As the panel concluded, “[w]hether Johnson’s incentive award constitutes a salary, a bounty, or both, we think it clear that Supreme Court precedent prohibits it. . . . Although it’s true that such awards are commonplace in modern class-action litigation, that doesn’t make them lawful, and it doesn’t free us to ignore Supreme Court precedent forbidding them.” Id. at 25, 28.
In dissent, Judge Martin argued that Holmes v. Continental Can. Co., 706 F.2d 1144 (11th Cir. 1983) required the panel “to determine whether the incentive award  is fair. Slip Op. at 37. That is, [the panel was] charged with deciding whether the award creates a conflict between [the named plaintiff] and other class members[.]” Id at 38. Judge Martin did “not believe the District Court abused its discretion in finding that the $6,000 award is fair.” Id.
This panel’s decision will be an important development to monitor.

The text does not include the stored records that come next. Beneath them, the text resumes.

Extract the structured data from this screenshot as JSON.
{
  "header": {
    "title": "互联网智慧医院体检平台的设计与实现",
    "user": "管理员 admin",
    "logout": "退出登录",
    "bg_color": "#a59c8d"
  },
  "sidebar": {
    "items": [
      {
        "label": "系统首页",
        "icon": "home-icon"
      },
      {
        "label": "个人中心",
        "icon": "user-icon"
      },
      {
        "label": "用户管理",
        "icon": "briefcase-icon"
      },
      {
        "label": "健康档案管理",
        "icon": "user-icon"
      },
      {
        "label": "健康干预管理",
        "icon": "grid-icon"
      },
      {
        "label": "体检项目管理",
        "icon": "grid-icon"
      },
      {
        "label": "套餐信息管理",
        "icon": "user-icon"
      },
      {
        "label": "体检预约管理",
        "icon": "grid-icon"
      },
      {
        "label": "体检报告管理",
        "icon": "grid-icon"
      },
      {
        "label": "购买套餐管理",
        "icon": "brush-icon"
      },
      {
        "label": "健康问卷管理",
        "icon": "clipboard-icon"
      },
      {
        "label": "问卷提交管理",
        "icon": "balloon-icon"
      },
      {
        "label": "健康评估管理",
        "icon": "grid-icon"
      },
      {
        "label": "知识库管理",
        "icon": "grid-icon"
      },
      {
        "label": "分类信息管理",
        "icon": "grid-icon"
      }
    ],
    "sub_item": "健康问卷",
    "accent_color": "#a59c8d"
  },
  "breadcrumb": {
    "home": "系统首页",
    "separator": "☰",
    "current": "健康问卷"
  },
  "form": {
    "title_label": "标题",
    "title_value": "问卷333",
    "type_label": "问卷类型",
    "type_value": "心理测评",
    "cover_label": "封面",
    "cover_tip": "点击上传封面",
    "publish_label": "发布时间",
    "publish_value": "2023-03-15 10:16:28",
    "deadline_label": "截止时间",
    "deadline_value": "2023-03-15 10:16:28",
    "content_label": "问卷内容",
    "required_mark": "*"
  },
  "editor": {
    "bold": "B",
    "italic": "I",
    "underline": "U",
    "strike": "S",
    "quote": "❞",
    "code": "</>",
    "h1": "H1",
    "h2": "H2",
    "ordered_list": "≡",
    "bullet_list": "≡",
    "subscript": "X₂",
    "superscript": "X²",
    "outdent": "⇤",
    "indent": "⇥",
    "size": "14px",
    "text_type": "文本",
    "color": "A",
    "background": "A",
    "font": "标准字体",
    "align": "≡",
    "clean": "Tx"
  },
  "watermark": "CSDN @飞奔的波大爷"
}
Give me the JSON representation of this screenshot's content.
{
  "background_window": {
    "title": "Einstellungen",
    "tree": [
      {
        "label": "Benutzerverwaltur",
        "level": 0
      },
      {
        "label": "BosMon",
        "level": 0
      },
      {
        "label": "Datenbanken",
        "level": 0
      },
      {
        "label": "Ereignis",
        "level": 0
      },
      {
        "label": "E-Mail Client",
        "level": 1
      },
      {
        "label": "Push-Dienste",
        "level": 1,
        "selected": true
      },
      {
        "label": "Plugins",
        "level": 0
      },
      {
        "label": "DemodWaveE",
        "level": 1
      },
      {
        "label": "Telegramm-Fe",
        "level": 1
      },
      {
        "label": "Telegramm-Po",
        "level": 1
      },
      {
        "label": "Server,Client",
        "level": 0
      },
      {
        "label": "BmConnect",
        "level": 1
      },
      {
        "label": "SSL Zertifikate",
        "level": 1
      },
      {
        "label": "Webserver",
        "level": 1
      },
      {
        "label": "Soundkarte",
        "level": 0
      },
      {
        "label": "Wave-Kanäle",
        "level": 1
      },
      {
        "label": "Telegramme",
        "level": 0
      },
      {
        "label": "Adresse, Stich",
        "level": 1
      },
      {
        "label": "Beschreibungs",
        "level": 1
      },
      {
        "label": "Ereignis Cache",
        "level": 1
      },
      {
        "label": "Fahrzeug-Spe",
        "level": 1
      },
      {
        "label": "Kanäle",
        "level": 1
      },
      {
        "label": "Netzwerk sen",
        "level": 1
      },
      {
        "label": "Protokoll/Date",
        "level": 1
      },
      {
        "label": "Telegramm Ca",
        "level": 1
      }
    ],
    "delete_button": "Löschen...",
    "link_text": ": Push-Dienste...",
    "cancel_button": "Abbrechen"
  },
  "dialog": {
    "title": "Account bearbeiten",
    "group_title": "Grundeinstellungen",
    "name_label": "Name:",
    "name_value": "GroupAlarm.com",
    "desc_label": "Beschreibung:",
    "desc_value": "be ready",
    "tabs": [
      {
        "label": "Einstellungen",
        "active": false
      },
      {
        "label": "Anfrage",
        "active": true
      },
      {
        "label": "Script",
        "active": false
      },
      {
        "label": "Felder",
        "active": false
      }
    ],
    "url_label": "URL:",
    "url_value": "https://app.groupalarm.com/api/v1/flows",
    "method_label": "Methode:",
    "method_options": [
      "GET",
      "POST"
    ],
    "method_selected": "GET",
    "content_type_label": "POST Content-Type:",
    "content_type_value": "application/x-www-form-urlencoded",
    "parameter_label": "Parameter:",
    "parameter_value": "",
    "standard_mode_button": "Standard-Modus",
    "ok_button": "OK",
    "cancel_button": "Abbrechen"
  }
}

If class action incentive payments are improper, class action plaintiffs’ attorneys will likely have a more difficult time finding class representatives that are willing to provide their “personal services” for the benefit of the class without any hope of additional compensation. Without such “bounty,” as the panel described it, class counsel will have to find other ways to “sell” the class action mechanism to potential named plaintiffs.
In the end, one thing is certain: this is not the last word on this issue. It is possible that the Eleventh Circuit could take the Johnson decision en banc. It is equally possible that the Supreme Court could seek review of this decision given this panel’s decision is the first of its kind and creates a circuit split with the Second Circuit’s Melito v. Experian Mktg. Sols., Inc., 923 F.3d 85, decision that found Greenough and Pettus “inapposite.” The fact that Judge Newsom, who clerked for the Supreme Court, is a longtime member of the Federalist Society, and is on President Trump’s short-list for a future Supreme Court nomination, authored the decision will likely lead the Supreme Court to pay particularly close attention to a certiorari petition in this case. In addition, objectors will continue to raise this issue to different District Courts and Courts of Appeal across the United States to see if it gains traction. It would not be surprising to see a plethora of otherwise garden-variety class action settlements held up by objectors’ challenges and subsequent appeals. Indeed, if this issue is raised in the Tenth Circuit, the objector will likely note that the Tenth Circuit’s own Judge Baldock joined in the decision in Johnson to declare incentive fees to class representatives as improper. Those who litigate class actions should follow this issue closely going forward as it could have a far-reaching effect on class action settlements.